Betapa hatiku takkan pilu
Telah gugur pahlawanku
Betapa hatiku takkan sedih
Hamba ditinggal sendiri

 

Siapakah kini pelipur lara
Nan setia dan perwira
Siapakah kini pahlawan hati
Pembela bangsa sejati

 

Telah gugur pahlawanku
Tunai sudah janji bakti
Gugur satu tumbuh seribu
Tanah air jaya sakti

 

Jika dulu, para pahlawan gugur di medan pertempuran oleh senjata dan strategi musuh agar Indonesia merdeka, maka kini, para pahlawan (aparatur negara dan petinggi di negeri ini) mesti berhati-hati agar tidak “gugur” gegara urusan dan kepentingan yang menjauhkan diri dari menjalankan amanat yang telah diberikan oleh bangsa dan negara Indonesia.

Untuk itu, melalui peristiwa tewasnya Brigadir J., saya kira POLRI perlu berani berbenah, “mengintrospeksi diri”, bahkan berani “bersih-bersih” di tubuh POLRI. Hingga saat ini, Kapolri Jenderal Listyo Sigit Prabowo telah melakukan langkah maju dalam menangani kasus ini.
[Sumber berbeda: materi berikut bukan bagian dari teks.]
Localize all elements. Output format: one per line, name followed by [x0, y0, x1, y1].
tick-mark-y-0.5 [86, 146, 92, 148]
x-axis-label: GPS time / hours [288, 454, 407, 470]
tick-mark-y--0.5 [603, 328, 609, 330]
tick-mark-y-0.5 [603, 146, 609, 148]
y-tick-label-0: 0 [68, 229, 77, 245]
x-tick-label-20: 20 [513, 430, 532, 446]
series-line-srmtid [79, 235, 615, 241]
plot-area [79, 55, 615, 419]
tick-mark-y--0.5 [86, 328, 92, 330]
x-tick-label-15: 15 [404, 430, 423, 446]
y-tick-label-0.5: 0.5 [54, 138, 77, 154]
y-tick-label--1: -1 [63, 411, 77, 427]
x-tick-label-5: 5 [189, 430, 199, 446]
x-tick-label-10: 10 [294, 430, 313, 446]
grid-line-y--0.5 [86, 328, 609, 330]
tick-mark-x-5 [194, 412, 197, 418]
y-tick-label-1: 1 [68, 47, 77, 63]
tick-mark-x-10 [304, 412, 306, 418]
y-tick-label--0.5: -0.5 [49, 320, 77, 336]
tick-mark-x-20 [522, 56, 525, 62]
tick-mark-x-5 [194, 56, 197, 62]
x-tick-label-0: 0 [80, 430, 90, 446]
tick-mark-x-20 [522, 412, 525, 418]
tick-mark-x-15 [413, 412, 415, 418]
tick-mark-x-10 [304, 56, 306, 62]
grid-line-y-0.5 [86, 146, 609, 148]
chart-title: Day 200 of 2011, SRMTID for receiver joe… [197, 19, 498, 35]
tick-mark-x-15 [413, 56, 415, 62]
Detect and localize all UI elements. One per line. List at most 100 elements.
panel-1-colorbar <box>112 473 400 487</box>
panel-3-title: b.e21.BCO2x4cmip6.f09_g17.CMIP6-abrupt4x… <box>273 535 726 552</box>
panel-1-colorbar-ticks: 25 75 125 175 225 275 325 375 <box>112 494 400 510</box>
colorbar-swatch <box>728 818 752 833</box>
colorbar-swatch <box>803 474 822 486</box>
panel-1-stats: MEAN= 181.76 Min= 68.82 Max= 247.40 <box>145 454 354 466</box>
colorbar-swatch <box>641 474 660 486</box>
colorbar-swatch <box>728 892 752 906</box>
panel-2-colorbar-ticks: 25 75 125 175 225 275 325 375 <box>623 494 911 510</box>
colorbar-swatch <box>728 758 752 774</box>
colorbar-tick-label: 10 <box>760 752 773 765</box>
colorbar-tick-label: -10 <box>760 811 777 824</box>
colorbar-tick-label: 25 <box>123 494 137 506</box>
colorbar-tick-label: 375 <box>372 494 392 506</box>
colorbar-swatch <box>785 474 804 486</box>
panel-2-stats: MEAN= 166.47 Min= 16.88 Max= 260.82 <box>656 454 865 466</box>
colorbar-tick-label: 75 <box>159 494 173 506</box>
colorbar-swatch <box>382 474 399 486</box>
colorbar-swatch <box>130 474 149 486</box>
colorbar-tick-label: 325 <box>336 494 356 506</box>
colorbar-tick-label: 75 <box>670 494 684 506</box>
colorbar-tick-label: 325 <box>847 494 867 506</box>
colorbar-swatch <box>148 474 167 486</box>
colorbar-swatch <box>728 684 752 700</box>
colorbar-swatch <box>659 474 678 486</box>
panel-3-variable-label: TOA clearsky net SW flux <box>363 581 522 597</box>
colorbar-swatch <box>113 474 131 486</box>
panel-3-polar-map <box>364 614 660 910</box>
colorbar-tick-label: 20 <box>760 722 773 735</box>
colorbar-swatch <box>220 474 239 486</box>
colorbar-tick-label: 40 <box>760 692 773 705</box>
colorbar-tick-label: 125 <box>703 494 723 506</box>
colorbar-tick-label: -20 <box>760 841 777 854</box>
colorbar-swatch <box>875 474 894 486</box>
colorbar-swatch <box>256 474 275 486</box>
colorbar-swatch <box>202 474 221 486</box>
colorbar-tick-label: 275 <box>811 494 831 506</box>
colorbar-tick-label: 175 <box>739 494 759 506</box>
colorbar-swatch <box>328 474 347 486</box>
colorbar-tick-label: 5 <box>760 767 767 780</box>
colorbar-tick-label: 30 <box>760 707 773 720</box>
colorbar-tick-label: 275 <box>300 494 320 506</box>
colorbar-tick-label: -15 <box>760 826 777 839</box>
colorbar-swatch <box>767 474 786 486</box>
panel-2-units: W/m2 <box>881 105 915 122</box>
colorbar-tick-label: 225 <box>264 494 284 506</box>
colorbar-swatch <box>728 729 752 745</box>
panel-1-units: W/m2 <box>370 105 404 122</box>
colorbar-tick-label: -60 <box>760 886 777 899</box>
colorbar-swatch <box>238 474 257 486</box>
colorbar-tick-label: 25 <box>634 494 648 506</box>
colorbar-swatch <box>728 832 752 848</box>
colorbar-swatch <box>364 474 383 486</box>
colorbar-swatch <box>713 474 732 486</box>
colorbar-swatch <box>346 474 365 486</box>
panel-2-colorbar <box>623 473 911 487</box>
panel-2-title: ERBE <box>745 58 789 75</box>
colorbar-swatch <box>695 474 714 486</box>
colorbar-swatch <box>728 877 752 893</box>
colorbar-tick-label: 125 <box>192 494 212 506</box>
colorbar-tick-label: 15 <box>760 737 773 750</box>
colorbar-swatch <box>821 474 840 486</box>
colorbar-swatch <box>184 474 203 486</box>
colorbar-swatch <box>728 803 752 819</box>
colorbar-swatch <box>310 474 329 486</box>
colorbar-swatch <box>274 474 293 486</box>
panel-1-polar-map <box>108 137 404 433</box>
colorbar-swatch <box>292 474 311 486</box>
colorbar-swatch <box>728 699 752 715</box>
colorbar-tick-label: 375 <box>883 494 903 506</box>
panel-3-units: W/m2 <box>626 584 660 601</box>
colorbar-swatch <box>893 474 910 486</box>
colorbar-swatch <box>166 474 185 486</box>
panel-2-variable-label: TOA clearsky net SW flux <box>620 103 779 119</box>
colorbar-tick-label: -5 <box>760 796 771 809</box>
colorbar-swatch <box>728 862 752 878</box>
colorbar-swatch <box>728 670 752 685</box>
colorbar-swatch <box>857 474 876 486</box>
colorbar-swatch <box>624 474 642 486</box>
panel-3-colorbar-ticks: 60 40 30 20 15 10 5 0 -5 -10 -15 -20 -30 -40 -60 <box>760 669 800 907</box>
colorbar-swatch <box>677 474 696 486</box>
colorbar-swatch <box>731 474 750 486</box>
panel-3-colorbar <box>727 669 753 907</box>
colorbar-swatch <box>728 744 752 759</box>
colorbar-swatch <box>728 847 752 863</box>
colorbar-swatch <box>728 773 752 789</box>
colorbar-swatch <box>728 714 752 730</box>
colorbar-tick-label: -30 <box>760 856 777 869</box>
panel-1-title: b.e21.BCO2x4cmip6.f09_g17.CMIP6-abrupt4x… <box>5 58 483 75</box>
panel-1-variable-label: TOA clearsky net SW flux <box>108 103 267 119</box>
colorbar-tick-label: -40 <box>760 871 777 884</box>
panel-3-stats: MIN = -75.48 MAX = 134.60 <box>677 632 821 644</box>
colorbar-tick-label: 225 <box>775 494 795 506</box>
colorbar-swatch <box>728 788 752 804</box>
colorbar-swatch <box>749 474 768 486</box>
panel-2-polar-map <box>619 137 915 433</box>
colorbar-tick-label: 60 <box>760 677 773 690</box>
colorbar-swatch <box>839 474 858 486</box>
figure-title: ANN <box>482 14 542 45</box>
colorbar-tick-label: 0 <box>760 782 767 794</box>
Langkah Kapolri ini perlu mendapatkan apresiasi dan dukungan penuh dari masyarakat untuk mengawal kasus ini.

Seiring pengusutan kasus ini, saya rasa POLRI perlu juga berefleksi untuk mengantisipasi terulangnya kasus serupa. Sebab sangat disayangkan bila ada aparat POLRI di negeri ini akhirnya mesti “gugur” gegara hal yang semestinya bisa dielakkan.

Meminjam diksi pada lagu Gugur Bunga karya Ismail Marzuki tadi, saya masih percaya bahwa aparat POLRI adalah pahlawan yang gagah perkasa dan pembela bangsa sejati. Bravo POLRI. Salam Presisi.